High-Content Hydroxyapatite Carbon Composites for the Electrochemical Detection of Heavy Metal Cations in Water

The great performance of nanostructured hydroxyapatite (Hap) in adsorbing heavy metal cations with the good electrical conductivity of high-surface carbon materials was here combined for the crafting of high-content hydroxyapatite electrodes (Hap 84-96 wt.%) endowed with the synergistic capability of detection and adsorption of heavy metal cations by water solutions. To improve the sustainability of the sensor, a mesoporous carbon (derivable by bio-waste) was selected as scaffold for depositing Hap by simply co-precipitation. The composite with 92 wt.% of Hap, which exhibited ca. 1 : 1 ratio between the exposed area of Hap and carbon (by Brunauer-Emmett-Teller method), invariably showed an average stripping oxidation peak intensity of ca. 250 mu A cm(-2) and 150 mu A cm(-2) for a 50 mu M Pb2+ and Cu2+ solution, respectively.
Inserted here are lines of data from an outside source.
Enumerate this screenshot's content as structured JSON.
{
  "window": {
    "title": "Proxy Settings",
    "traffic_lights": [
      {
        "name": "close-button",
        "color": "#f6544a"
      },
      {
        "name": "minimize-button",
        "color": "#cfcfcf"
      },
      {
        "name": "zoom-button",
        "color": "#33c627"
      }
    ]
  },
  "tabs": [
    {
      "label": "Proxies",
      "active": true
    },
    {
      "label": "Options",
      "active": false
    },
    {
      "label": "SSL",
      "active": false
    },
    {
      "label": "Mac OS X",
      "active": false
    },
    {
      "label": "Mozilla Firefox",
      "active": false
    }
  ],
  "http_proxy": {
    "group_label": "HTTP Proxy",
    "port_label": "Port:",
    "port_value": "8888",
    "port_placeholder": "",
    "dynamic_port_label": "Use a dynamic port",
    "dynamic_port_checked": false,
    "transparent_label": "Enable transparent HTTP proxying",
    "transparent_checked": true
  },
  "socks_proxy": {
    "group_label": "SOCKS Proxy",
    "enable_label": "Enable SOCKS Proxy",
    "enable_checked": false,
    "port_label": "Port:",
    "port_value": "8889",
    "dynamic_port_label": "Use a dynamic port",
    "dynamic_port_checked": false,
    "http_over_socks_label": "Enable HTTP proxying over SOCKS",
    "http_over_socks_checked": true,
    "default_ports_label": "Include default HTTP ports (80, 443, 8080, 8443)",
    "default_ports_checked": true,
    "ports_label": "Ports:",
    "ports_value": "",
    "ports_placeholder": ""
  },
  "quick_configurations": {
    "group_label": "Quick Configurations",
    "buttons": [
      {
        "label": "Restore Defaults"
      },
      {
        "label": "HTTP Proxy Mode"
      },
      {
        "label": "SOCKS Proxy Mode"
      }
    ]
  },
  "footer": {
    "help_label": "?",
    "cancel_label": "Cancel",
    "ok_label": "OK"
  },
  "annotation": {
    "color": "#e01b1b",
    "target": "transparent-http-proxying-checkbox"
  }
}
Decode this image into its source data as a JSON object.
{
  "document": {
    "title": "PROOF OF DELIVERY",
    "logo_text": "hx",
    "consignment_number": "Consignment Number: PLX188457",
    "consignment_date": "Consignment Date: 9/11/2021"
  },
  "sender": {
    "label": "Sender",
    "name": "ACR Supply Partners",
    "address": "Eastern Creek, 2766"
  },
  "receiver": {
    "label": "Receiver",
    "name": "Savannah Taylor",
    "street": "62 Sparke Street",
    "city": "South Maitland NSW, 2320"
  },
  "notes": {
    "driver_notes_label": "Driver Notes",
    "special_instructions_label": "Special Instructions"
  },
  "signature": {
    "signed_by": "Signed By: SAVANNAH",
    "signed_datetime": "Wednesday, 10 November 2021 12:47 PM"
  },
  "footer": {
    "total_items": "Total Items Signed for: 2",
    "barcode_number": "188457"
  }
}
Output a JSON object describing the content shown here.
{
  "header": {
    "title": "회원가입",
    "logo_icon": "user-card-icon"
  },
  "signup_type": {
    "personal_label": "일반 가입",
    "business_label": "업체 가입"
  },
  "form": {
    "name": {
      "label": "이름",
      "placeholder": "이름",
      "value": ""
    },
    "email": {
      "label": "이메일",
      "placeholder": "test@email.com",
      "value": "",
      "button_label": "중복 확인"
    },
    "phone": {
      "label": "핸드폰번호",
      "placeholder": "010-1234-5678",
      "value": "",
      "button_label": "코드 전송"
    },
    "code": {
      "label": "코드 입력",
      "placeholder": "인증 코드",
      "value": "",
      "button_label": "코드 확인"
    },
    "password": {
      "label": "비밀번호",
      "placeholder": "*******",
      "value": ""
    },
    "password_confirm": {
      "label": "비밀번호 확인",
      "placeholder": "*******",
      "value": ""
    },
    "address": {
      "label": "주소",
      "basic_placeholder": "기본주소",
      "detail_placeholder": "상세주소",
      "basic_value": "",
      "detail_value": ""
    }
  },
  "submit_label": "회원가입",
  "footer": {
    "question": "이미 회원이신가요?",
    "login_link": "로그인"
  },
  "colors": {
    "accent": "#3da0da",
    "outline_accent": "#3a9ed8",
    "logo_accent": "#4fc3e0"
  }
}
Control experiments showed that the above sensor outperformed the sensibility of two low-content Hap electrodes (4 and 8 wt.%), representative of the best performing Hap-carbon composites available in literature.

Automated summary

The study combines the excellent adsorption capacity of nanostructured hydroxyapatite (Hap) in heavy metal cations with the good electrical conductivity of high-surface carbon materials to fabricate high-content hydroxyapatite electrodes (Hap 84-96 wt.%). The electrodes demonstrate the synergistic capability of detection and adsorption of heavy metal cations in water solutions. A mesoporous carbon derived from bio-waste is used as a scaffold for depositing Hap by co-precipitation. The composite with 92 wt.% Hap shows superior sensitivity compared to low-content Hap electrodes reported in literature.